Während Deutschland und Österreich Auffrischimpfungen alle drei bis fünf Jahre empfehlen, hält das Bundesamt für Gesundheit (BAG) bislang am Zehn-Jahres-Intervall fest.
Hitze wird zur Gesundheitsgefahr
Der Klimawandel erhöht die gesundheitliche Belastung. Daten des Bundesamtes für Statistik (BFS) belegen: Bei einer Hitzewelle im Frühsommer lag die Sterblichkeit bei über 65-Jährigen zeitweise 15 Prozent über dem erwarteten Niveau – rund 200 zusätzliche Todesfälle. Doch nur acht von 26 Kantonen verfügen über einen vollständigen Hitze-Aktionsplan.

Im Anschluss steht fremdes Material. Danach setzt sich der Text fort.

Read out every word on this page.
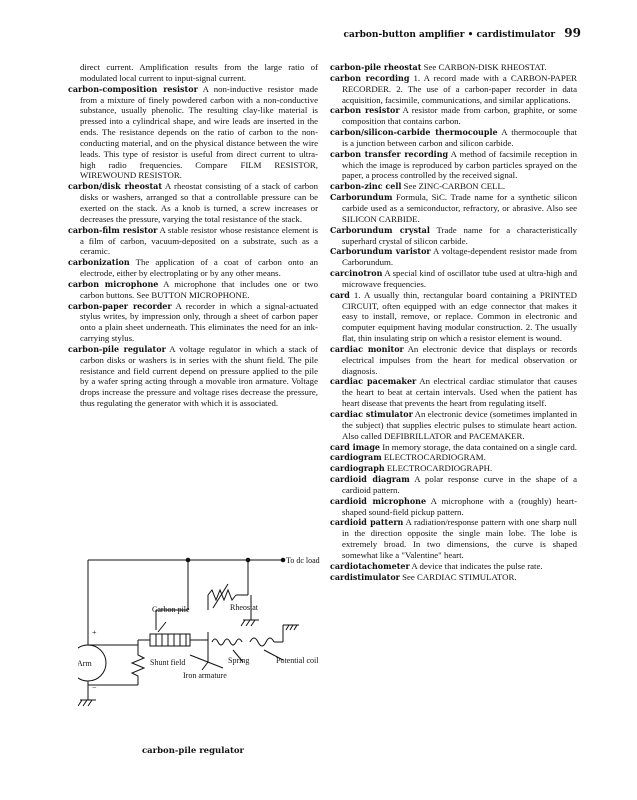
carbon-button amplifier • cardistimulator 99

direct current. Amplification results from the large ratio of modulated local current to input-signal current.

carbon-composition resistor A non-inductive resistor made from a mixture of finely powdered carbon with a non-conductive substance, usually phenolic. The resulting clay-like material is pressed into a cylindrical shape, and wire leads are inserted in the ends. The resistance depends on the ratio of carbon to the non-conducting material, and on the physical distance between the wire leads. This type of resistor is useful from direct current to ultra-high radio frequencies. Compare FILM RESISTOR, WIREWOUND RESISTOR.

carbon/disk rheostat A rheostat consisting of a stack of carbon disks or washers, arranged so that a controllable pressure can be exerted on the stack. As a knob is turned, a screw increases or decreases the pressure, varying the total resistance of the stack.

carbon-film resistor A stable resistor whose resistance element is a film of carbon, vacuum-deposited on a substrate, such as a ceramic.

carbonization The application of a coat of carbon onto an electrode, either by electroplating or by any other means.

carbon microphone A microphone that includes one or two carbon buttons. See BUTTON MICROPHONE.

carbon-paper recorder A recorder in which a signal-actuated stylus writes, by impression only, through a sheet of carbon paper onto a plain sheet underneath. This eliminates the need for an ink-carrying stylus.

carbon-pile regulator A voltage regulator in which a stack of carbon disks or washers is in series with the shunt field. The pile resistance and field current depend on pressure applied to the pile by a wafer spring acting through a movable iron armature. Voltage drops increase the pressure and voltage rises decrease the pressure, thus regulating the generator with which it is associated.

carbon-pile rheostat See CARBON-DISK RHEOSTAT.

carbon recording 1. A record made with a CARBON-PAPER RECORDER. 2. The use of a carbon-paper recorder in data acquisition, facsimile, communications, and similar applications.

carbon resistor A resistor made from carbon, graphite, or some composition that contains carbon.

carbon/silicon-carbide thermocouple A thermocouple that is a junction between carbon and silicon carbide.

carbon transfer recording A method of facsimile reception in which the image is reproduced by carbon particles sprayed on the paper, a process controlled by the received signal.

carbon-zinc cell See ZINC-CARBON CELL.

Carborundum Formula, SiC. Trade name for a synthetic silicon carbide used as a semiconductor, refractory, or abrasive. Also see SILICON CARBIDE.

Carborundum crystal Trade name for a characteristically superhard crystal of silicon carbide.

Carborundum varistor A voltage-dependent resistor made from Carborundum.

carcinotron A special kind of oscillator tube used at ultra-high and microwave frequencies.

card 1. A usually thin, rectangular board containing a PRINTED CIRCUIT, often equipped with an edge connector that makes it easy to install, remove, or replace. Common in electronic and computer equipment having modular construction. 2. The usually flat, thin insulating strip on which a resistor element is wound.

cardiac monitor An electronic device that displays or records electrical impulses from the heart for medical observation or diagnosis.

cardiac pacemaker An electrical cardiac stimulator that causes the heart to beat at certain intervals. Used when the patient has heart disease that prevents the heart from regulating itself.

cardiac stimulator An electronic device (sometimes implanted in the subject) that supplies electric pulses to stimulate heart action. Also called DEFIBRILLATOR and PACEMAKER.

card image In memory storage, the data contained on a single card.

cardiogram ELECTROCARDIOGRAM.

cardiograph ELECTROCARDIOGRAPH.

cardioid diagram A polar response curve in the shape of a cardioid pattern.

cardioid microphone A microphone with a (roughly) heart-shaped sound-field pickup pattern.

cardioid pattern A radiation/response pattern with one sharp null in the direction opposite the single main lobe. The lobe is extremely broad. In two dimensions, the curve is shaped somewhat like a "Valentine" heart.

cardiotachometer A device that indicates the pulse rate.

cardistimulator See CARDIAC STIMULATOR.

To dc load
Rheostat
Carbon pile
Arm	Shunt field
Iron armature
Spring	Potential coil
+
−
carbon-pile regulator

Erholung wird wissenschaftlich
Anbieter reagieren auf das Bedürfnis nach fundierter Regeneration. Eine Therme in Bad Waldsee führt ab Juli 2026 ein Programm ein, das zwischen Leistungsoptimierung und Schlafverbesserung unterscheidet. Solche Angebote zeigen den Trend: Gesundheit wird nicht mehr als Abwesenheit von Krankheit verstanden, sondern als aktiv gemanagter Prozess im Wochenverlauf.